Het opleidingsniveau is bepaald aan de hand van het aandeel middelbaar en hoger opgeleiden (volgens de definitie van het CBS) in de totale bevolking in de leeftijd van 15 tot 75 jaar. Deze voorspellen we op basis van aan de hand van de Human Capital Index (Barro en Lee, 2021), die weer wordt bepaald aan de hand van de ontwikkeling van onderwijskapitaal. De hoeveelheid onderwijskapitaal wordt berekend door een deflator toe te passen op de onderwijsuitgaven en vervolgens een startkapitaal te berekenen. Daarna tellen we de jaarlijkse onderwijsuitgaven bij het startkapitaal op, waarbij we een vaste afschrijvingsvoet toepassen op de reeds bestaande hoeveelheid onderwijskapitaal (zie Boonstra et al., 2022).
Voor de levensverwachting gebruiken we de historische CBS-data over levensverwachting en de bevolkingsprognoses van het CBS.
Onzekerheden
Onze economische ramingen zijn uiteraard omgeven door onzekerheden.
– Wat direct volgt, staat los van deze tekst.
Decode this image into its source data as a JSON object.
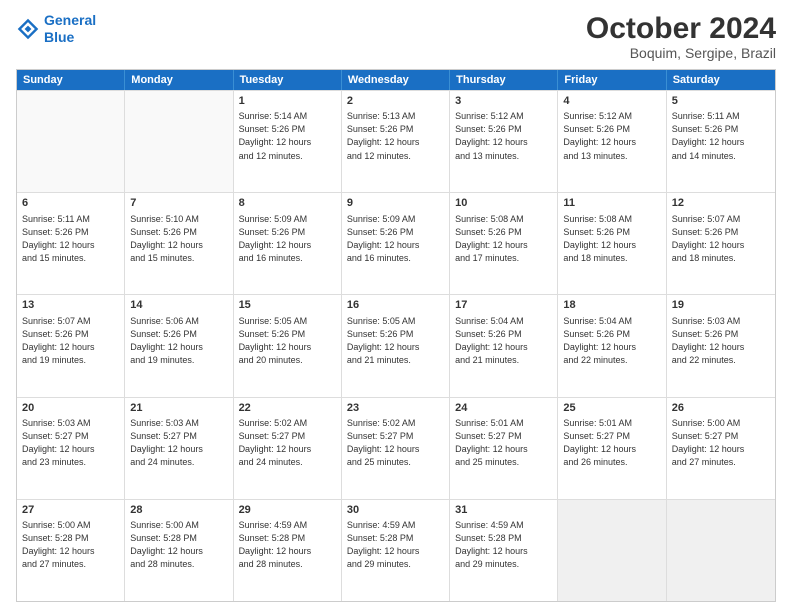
{
  "logo": {
    "line1": "General",
    "line2": "Blue"
  },
  "title": "October 2024",
  "subtitle": "Boquim, Sergipe, Brazil",
  "header": {
    "days": [
      "Sunday",
      "Monday",
      "Tuesday",
      "Wednesday",
      "Thursday",
      "Friday",
      "Saturday"
    ]
  },
  "weeks": [
    [
      {
        "day": "",
        "empty": true
      },
      {
        "day": "",
        "empty": true
      },
      {
        "day": "1",
        "sunrise": "5:14 AM",
        "sunset": "5:26 PM",
        "daylight": "12 hours and 12 minutes."
      },
      {
        "day": "2",
        "sunrise": "5:13 AM",
        "sunset": "5:26 PM",
        "daylight": "12 hours and 12 minutes."
      },
      {
        "day": "3",
        "sunrise": "5:12 AM",
        "sunset": "5:26 PM",
        "daylight": "12 hours and 13 minutes."
      },
      {
        "day": "4",
        "sunrise": "5:12 AM",
        "sunset": "5:26 PM",
        "daylight": "12 hours and 13 minutes."
      },
      {
        "day": "5",
        "sunrise": "5:11 AM",
        "sunset": "5:26 PM",
        "daylight": "12 hours and 14 minutes."
      }
    ],
    [
      {
        "day": "6",
        "sunrise": "5:11 AM",
        "sunset": "5:26 PM",
        "daylight": "12 hours and 15 minutes."
      },
      {
        "day": "7",
        "sunrise": "5:10 AM",
        "sunset": "5:26 PM",
        "daylight": "12 hours and 15 minutes."
      },
      {
        "day": "8",
        "sunrise": "5:09 AM",
        "sunset": "5:26 PM",
        "daylight": "12 hours and 16 minutes."
      },
      {
        "day": "9",
        "sunrise": "5:09 AM",
        "sunset": "5:26 PM",
        "daylight": "12 hours and 16 minutes."
      },
      {
        "day": "10",
        "sunrise": "5:08 AM",
        "sunset": "5:26 PM",
        "daylight": "12 hours and 17 minutes."
      },
      {
        "day": "11",
        "sunrise": "5:08 AM",
        "sunset": "5:26 PM",
        "daylight": "12 hours and 18 minutes."
      },
      {
        "day": "12",
        "sunrise": "5:07 AM",
        "sunset": "5:26 PM",
        "daylight": "12 hours and 18 minutes."
      }
    ],
    [
      {
        "day": "13",
        "sunrise": "5:07 AM",
        "sunset": "5:26 PM",
        "daylight": "12 hours and 19 minutes."
      },
      {
        "day": "14",
        "sunrise": "5:06 AM",
        "sunset": "5:26 PM",
        "daylight": "12 hours and 19 minutes."
      },
      {
        "day": "15",
        "sunrise": "5:05 AM",
        "sunset": "5:26 PM",
        "daylight": "12 hours and 20 minutes."
      },
      {
        "day": "16",
        "sunrise": "5:05 AM",
        "sunset": "5:26 PM",
        "daylight": "12 hours and 21 minutes."
      },
      {
        "day": "17",
        "sunrise": "5:04 AM",
        "sunset": "5:26 PM",
        "daylight": "12 hours and 21 minutes."
      },
      {
        "day": "18",
        "sunrise": "5:04 AM",
        "sunset": "5:26 PM",
        "daylight": "12 hours and 22 minutes."
      },
      {
        "day": "19",
        "sunrise": "5:03 AM",
        "sunset": "5:26 PM",
        "daylight": "12 hours and 22 minutes."
      }
    ],
    [
      {
        "day": "20",
        "sunrise": "5:03 AM",
        "sunset": "5:27 PM",
        "daylight": "12 hours and 23 minutes."
      },
      {
        "day": "21",
        "sunrise": "5:03 AM",
        "sunset": "5:27 PM",
        "daylight": "12 hours and 24 minutes."
      },
      {
        "day": "22",
        "sunrise": "5:02 AM",
        "sunset": "5:27 PM",
        "daylight": "12 hours and 24 minutes."
      },
      {
        "day": "23",
        "sunrise": "5:02 AM",
        "sunset": "5:27 PM",
        "daylight": "12 hours and 25 minutes."
      },
      {
        "day": "24",
        "sunrise": "5:01 AM",
        "sunset": "5:27 PM",
        "daylight": "12 hours and 25 minutes."
      },
      {
        "day": "25",
        "sunrise": "5:01 AM",
        "sunset": "5:27 PM",
        "daylight": "12 hours and 26 minutes."
      },
      {
        "day": "26",
        "sunrise": "5:00 AM",
        "sunset": "5:27 PM",
        "daylight": "12 hours and 27 minutes."
      }
    ],
    [
      {
        "day": "27",
        "sunrise": "5:00 AM",
        "sunset": "5:28 PM",
        "daylight": "12 hours and 27 minutes."
      },
      {
        "day": "28",
        "sunrise": "5:00 AM",
        "sunset": "5:28 PM",
        "daylight": "12 hours and 28 minutes."
      },
      {
        "day": "29",
        "sunrise": "4:59 AM",
        "sunset": "5:28 PM",
        "daylight": "12 hours and 28 minutes."
      },
      {
        "day": "30",
        "sunrise": "4:59 AM",
        "sunset": "5:28 PM",
        "daylight": "12 hours and 29 minutes."
      },
      {
        "day": "31",
        "sunrise": "4:59 AM",
        "sunset": "5:28 PM",
        "daylight": "12 hours and 29 minutes."
      },
      {
        "day": "",
        "empty": true
      },
      {
        "day": "",
        "empty": true
      }
    ]
  ],
  "labels": {
    "sunrise": "Sunrise:",
    "sunset": "Sunset:",
    "daylight": "Daylight: "
  }
}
Er zijn risico’s die we niet kennen, zoals een toekomstige oorlog of pandemie, en risico’s die we wel kennen. Een voorbeeld van die laatste categorie is de wisseling van de wacht in Den Haag. Een nieuw kabinet kan besluiten om meer of minder te investeren en uit te geven dan nu voorzien. Ook dossiers als netcongestie, verduurzaming en de stikstofproblematiek kunnen door een nieuw kabinet sneller of minder snel worden aangepakt dan voorzien, wat invloed kan hebben op onder meer bedrijfs- en woninginvesteringen.
Een andere onzekere factor is het aantal (gedwongen) bedrijfssluiting. Op dit moment is dat nog gering: in het derde kwartaal hield 1,3 procent van de Nederlandse bedrijven op te bestaan, tegenover gemiddeld 1,6 procent per kwartaal in de vijf jaar vóór de pandemie. We verwachten dat het aantal bedrijfsopheffingen komende jaren verder normaliseert. Mochten daarentegen veel meer bedrijven over de kop gaan dan nu voorzien, dan raakt dat de bedrijfsinvesteringen. Een sterke stijging van het aantal bedrijfssluitingen heeft ook invloed op de werkloosheid, de huishoudfinanciën en dus de uitgaven van consumenten. Tot slot zijn de oorlog in Oekraïne en die tussen Israël en Hamas een onzekere factor, met potentieel ingrijpende gevolgen – ook voor de Nederlandse economie.